Distilling the eval set from the same source as the training set. If you generate both training and eval data from the same LLM, the eval is contaminated. The model passes the eval and fails on real data. The fix is that the eval set is always real, no exceptions.

Closing the loop on the LLM. If the LLM that generates synthetic data is also part of the production system (RAG with the same model, agent with the same model), you've created a feedback loop where the model is being fine-tuned on its own output. Quality drift is rapid and hard to detect.

Another way to think about it: synthetic data should expand the variance of the training set, not substitute for the centre of mass. The centre of mass is real labels. The variance is where synthetic helps: edge cases, rare combinations, distribution coverage. Generate synthetic data to cover the corners; don't generate it to fill the middle.

A second useful framing: every synthetic-data project should have a real-data control. Train one model on real-only, one on real-plus-synthetic, and compare on real eval data. If the synthetic version doesn't beat the real-only baseline, you've spent compute generating noise. Half the time, this control is the surprise of the project.

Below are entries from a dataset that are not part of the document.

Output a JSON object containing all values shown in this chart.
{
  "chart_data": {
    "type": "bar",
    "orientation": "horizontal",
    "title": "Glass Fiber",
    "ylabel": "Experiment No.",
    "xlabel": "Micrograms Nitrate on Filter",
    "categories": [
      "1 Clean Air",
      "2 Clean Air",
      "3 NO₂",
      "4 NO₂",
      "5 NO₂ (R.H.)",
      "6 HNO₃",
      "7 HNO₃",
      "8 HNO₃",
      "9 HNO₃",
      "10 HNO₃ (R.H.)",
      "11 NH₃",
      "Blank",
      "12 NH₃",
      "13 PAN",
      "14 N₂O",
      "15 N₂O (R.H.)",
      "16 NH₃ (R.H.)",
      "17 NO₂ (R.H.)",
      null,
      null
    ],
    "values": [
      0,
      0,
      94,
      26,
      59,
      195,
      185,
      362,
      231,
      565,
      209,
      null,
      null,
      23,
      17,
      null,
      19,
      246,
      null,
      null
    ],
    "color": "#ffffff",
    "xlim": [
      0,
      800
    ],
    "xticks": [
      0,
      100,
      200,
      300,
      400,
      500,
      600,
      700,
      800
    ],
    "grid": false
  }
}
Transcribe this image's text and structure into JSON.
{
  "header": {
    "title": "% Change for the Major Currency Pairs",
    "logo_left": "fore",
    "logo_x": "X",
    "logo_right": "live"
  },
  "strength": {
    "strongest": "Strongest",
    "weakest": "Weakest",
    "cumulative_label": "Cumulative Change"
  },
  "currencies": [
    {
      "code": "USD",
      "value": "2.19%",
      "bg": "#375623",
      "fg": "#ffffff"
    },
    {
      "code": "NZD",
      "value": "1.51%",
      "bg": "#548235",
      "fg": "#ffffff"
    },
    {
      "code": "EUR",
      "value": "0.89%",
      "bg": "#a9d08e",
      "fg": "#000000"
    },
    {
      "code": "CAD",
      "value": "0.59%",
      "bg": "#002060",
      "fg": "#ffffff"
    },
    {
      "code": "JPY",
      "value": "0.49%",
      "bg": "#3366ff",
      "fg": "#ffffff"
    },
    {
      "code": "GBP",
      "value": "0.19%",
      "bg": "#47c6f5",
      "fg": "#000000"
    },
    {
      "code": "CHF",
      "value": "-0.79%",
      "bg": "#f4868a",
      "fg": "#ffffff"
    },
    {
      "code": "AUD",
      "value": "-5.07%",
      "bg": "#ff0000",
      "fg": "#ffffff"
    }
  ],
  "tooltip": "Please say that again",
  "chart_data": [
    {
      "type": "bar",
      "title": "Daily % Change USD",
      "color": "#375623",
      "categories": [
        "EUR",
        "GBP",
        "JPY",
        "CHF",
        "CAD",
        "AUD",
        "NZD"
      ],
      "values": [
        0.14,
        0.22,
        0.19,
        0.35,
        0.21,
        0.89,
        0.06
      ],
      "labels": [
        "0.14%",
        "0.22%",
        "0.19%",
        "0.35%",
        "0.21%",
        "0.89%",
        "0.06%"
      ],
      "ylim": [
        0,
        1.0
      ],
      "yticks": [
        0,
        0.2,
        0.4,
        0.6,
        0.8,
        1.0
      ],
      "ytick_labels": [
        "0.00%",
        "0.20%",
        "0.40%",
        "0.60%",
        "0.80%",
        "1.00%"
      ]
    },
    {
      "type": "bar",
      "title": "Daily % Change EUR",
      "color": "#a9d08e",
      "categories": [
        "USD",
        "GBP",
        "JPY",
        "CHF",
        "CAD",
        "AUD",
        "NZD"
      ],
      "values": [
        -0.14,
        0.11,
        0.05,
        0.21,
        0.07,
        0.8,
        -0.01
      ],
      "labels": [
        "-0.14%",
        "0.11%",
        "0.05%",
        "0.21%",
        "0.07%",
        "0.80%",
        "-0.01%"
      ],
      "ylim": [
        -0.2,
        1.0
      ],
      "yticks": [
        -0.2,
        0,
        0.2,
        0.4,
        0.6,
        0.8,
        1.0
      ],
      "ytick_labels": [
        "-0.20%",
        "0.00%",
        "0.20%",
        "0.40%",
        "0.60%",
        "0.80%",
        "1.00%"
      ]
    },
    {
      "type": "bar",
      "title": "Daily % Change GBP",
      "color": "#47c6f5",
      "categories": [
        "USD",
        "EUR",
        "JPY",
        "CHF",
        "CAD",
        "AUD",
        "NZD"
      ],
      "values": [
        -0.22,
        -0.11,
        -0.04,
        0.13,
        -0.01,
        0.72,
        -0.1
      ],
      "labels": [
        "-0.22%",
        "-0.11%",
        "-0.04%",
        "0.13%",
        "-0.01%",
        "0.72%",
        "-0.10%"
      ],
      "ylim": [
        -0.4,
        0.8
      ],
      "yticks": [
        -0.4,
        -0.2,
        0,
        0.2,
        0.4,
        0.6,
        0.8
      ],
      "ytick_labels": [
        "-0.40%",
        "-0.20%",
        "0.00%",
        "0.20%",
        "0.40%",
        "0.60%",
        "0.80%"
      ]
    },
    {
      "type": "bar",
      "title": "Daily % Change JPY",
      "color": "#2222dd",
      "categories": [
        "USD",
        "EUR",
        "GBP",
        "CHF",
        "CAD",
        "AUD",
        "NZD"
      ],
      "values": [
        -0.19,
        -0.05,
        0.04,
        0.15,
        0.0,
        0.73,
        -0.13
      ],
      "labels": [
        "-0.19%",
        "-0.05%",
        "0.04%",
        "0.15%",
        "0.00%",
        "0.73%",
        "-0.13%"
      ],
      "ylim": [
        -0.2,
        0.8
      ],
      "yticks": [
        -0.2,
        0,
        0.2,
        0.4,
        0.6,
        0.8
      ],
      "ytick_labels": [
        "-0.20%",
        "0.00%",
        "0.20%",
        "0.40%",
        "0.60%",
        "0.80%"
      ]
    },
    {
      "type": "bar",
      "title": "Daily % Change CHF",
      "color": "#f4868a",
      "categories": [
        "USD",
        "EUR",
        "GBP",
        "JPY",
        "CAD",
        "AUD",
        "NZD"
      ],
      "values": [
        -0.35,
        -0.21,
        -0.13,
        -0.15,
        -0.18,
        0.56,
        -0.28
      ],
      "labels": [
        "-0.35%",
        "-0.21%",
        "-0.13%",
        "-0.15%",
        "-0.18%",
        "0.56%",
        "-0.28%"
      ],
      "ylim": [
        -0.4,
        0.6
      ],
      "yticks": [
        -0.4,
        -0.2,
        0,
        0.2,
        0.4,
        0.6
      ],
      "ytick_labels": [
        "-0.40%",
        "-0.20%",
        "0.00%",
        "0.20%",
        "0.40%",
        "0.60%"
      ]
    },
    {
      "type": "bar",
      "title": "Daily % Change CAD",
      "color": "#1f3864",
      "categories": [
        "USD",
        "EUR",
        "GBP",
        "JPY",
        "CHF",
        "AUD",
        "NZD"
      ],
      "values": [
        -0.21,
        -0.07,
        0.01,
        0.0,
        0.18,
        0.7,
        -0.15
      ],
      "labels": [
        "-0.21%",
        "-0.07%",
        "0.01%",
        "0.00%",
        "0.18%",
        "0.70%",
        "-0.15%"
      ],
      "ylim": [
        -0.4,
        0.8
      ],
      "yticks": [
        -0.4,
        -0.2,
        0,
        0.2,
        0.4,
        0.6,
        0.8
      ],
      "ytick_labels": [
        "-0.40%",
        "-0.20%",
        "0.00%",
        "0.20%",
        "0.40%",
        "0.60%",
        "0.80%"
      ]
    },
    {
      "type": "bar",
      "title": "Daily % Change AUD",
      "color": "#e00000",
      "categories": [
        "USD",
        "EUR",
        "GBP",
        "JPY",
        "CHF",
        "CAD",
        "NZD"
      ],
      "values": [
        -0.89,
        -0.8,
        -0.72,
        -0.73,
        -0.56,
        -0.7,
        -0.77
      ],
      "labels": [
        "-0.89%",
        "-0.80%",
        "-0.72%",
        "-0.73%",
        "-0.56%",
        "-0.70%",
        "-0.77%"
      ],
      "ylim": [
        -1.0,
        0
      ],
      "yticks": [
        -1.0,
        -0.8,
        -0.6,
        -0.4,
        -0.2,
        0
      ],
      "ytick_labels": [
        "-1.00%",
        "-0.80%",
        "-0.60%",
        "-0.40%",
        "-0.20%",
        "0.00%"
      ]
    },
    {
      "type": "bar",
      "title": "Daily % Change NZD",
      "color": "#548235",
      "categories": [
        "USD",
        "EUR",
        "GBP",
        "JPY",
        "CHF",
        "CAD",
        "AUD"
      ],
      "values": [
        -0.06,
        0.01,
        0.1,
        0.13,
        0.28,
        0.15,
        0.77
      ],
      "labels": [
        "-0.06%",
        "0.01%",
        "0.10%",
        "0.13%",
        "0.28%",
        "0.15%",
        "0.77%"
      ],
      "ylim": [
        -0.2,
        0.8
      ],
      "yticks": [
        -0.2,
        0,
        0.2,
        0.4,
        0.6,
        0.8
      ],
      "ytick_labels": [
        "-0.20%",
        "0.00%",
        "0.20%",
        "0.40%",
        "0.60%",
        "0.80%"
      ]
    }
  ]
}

Synthetic data is a complement to real data, not a substitute. The teams that use it well treat it as augmentation: a way to expose the model to variation it would have eventually seen anyway. The teams that use it badly treat it as label-printer: a way to skip the unglamorous work of getting real labels. The first works. The second usually doesn't, and it fails late, in production, where the diagnosis is hardest.

// The artefact
# data/synthetic_control.py: train both, compare on real eval - or you don't know
def evaluate_synthetic_lift(real_train, synth_train, real_eval) -> dict:
    real_only = train(real_train)
    real_plus_synth = train(real_train + synth_train)
    return {
        "real_only_score":   score(real_only,        real_eval),
        "real_plus_synth":   score(real_plus_synth,  real_eval),
        "lift":              score(real_plus_synth,  real_eval)
                           - score(real_only,        real_eval),
    }

# If the lift is negative or near-zero, the synthetic data isn't helping.
# Stop generating more of it; spend the compute on real labels.

A real-only control next to every synthetic-augmented model. Half the time the synthetic data turns out to be noise dressed up as signal.